It’s not a problem, it’s a challenge! *ugh*

That title is just bullshit, don’t you think? (pardon my French). Of course some things are just problems. They’re annoying, they’re painful, they’re standing in the way.  (For a further, excellent, exploration of this, see David Mitchells Soapbox)

Our autism provides us with some strengths, but we’d be crazy to deny it also causes problems.

Still, when it comes down to it, there is a grain of truth in the expression.

We HAVE been given unique opportunities. People around us cause us near constant pain and confusion, to which they are either oblivious or indifferent. Only very rarely will we encounter someone willing to accommodate us.

That means we live in an almost permanent state of being forced to forgive people who are not in the least remorseful. We live in an almost permanent state of not knowing what’s next, forcing us to rely on the only Person who IS constant and reliable.

And because of this, when we do encounter those rare people willing to make an effort, we have all the more reason to be thankful.

So all things considered, maybe we’re not that badly off. We certainly have been provided with loads and loads of practice material on our way to sainthood (whatever route we need to take there).

Also – our own peculiarities provides plenty of practice material for other people, so we contribute quite a lot to their deification process, as well 🙂

Of the above, only the latter comes easily. The other two – forgiving and relying on God – require practice. Especially when our brain difference requires that we take a different and sometimes uncharted road towards that goal.

Let’s explore those uncharted roads. Let’s make roadmaps for future generations, for the children with autism who are growing up. Let’s set aside all those things, excellent and godly though they might be, that do not work for us and make our way to our salvation by finding the ways in which we can.

It’s not just that we owe it to ourselves – a true, if cheesy, sentiment – but we owe it to Christ Who came to save us, came so that we may have life. After all, if there’s *anyone* who has shown Himself willing to make an effort, it’s Him, right?


New Year Wishlist

Happy New Year everyone.

I find myself pretty relaxed and with a head almost empty after nine days at the monastery. Since right now, everyone is still asleep after the New Year party, I have time to write down my wishlist for the new year. And this year I’ll have 366 days to work on the items on the list, since it’s a leap year!
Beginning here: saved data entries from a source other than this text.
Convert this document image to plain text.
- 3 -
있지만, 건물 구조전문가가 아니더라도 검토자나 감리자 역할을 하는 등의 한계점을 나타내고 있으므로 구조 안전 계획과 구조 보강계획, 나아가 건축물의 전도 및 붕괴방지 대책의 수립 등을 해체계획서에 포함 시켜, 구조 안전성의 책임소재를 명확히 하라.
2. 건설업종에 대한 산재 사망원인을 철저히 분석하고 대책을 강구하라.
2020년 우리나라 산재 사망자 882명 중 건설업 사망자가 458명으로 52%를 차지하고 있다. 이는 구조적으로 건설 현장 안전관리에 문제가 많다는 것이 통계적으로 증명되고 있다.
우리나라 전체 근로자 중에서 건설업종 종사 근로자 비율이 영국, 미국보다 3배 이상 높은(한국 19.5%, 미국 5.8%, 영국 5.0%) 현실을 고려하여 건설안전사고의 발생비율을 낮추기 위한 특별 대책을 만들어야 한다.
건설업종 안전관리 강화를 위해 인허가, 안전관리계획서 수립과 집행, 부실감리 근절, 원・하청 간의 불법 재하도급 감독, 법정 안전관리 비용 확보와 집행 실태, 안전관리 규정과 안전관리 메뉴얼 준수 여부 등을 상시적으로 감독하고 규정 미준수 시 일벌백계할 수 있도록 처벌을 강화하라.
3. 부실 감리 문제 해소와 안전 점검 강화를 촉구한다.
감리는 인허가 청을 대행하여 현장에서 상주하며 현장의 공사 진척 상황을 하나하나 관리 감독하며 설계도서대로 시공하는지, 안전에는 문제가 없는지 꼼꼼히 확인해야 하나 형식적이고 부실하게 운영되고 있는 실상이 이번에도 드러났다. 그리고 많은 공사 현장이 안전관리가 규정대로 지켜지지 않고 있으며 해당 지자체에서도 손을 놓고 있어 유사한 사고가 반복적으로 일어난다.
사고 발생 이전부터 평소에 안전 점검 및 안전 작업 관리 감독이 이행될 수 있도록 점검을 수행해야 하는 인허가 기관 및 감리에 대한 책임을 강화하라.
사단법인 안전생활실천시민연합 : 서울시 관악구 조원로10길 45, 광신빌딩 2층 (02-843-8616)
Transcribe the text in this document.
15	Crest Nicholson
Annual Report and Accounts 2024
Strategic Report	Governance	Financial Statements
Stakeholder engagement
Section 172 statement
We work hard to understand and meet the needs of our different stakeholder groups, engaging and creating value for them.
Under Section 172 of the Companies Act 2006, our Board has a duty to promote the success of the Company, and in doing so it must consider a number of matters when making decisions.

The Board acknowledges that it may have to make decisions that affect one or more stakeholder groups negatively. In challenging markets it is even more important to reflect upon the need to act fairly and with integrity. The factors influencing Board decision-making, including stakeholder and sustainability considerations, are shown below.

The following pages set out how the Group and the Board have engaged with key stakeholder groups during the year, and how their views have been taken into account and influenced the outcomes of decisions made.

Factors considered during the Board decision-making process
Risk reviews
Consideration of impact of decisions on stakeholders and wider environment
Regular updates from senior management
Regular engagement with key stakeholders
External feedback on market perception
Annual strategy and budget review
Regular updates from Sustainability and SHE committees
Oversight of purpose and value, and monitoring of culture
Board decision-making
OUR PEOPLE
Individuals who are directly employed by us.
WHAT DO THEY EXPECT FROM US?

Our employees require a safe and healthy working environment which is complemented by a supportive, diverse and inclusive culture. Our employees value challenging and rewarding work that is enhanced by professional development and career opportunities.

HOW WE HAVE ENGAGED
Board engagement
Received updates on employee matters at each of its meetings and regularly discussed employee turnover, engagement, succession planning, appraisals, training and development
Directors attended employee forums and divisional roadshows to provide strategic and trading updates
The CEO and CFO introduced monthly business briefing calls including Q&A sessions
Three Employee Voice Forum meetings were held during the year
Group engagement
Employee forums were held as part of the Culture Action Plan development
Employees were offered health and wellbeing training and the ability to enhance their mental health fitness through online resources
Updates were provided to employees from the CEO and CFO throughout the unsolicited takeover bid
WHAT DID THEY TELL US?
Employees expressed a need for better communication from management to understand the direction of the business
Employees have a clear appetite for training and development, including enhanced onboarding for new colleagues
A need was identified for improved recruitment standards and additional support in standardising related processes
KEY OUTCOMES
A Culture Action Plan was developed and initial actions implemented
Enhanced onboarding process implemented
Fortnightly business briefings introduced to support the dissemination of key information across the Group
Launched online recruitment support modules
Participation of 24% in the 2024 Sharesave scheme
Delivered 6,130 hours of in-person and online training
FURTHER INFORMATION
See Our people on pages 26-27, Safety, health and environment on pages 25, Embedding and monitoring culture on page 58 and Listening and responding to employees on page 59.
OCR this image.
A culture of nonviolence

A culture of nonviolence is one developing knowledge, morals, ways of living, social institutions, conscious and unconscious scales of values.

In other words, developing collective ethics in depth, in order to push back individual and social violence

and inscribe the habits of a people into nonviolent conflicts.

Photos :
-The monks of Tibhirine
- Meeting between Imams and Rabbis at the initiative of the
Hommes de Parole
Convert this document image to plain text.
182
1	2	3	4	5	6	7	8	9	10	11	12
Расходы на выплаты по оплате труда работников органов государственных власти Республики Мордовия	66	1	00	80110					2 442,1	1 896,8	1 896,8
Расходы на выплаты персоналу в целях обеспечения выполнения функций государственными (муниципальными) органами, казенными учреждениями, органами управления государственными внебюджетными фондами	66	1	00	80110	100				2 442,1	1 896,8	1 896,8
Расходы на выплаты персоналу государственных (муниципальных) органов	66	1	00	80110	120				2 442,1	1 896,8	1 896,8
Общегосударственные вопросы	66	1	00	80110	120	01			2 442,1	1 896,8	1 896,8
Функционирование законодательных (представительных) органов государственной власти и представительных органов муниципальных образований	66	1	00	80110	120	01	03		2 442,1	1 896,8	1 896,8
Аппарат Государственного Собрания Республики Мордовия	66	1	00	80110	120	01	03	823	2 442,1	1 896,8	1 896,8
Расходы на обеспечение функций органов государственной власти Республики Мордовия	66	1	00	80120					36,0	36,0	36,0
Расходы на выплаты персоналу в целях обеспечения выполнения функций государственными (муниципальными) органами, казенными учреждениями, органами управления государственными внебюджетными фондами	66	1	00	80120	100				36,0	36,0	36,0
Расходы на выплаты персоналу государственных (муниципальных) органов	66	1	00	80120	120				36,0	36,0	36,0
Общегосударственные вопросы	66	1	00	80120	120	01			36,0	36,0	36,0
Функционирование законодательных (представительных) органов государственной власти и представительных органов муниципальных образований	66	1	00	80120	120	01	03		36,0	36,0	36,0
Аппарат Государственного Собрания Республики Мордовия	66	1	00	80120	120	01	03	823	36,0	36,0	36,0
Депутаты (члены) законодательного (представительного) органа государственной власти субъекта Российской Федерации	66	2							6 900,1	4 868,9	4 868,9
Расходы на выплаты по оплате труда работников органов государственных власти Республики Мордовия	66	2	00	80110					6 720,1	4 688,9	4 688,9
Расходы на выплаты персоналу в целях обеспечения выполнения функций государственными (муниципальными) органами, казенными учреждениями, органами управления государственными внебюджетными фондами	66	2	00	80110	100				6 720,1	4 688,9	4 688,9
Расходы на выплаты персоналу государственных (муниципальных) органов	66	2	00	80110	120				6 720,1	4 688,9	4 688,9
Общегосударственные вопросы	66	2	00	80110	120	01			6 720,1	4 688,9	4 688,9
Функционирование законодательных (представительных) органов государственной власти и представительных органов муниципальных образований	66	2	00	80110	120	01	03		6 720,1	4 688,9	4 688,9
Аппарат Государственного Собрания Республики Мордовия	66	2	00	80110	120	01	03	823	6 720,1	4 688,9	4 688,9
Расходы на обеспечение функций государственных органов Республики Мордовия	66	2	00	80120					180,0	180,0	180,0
  1. I’ll be nicer to neurotypicals and remember that they can’t help it. The poor souls have an overactive secretary in their brain – we must make allowances for that.
  2. I’ll work on improving communication with others. There’s a whole box of tricks that I’ve not yet tried out. Time to do some experimenting.
  3. Now that I’m no longer working with morse code and smoke signals to try and build a relationship with God (see a previous blog) I will invest as much as I can into said relationship, and continue to find new ways to do so.
  4. I will continue to find ways to make services more bearable, and implement them. I will give thanks for the people willing to assist, encourage, and suffer me.
  5. I will continue with this blog, in the hopes that one day I’ll be able to be at least of some assistance to others.
  6. I’ll be nicer to neurotypicals. (Yes, I know I said that in point 1. It bears repeating. They really frustrate and annoy the hell out of me and provide rich opportunities to practice all sorts of virtues. It’s not their fault and I will try to remember that.)
  7. I ran out of points. But I wanted a nice list of seven. So, as point seven: I will try to be less obsessive about such things.


That’s it on this New Years Day. I’ll get back to you when I’ve had more than two-and-a-half hours of sleep. Wishing you all a rich and fruitful 2016.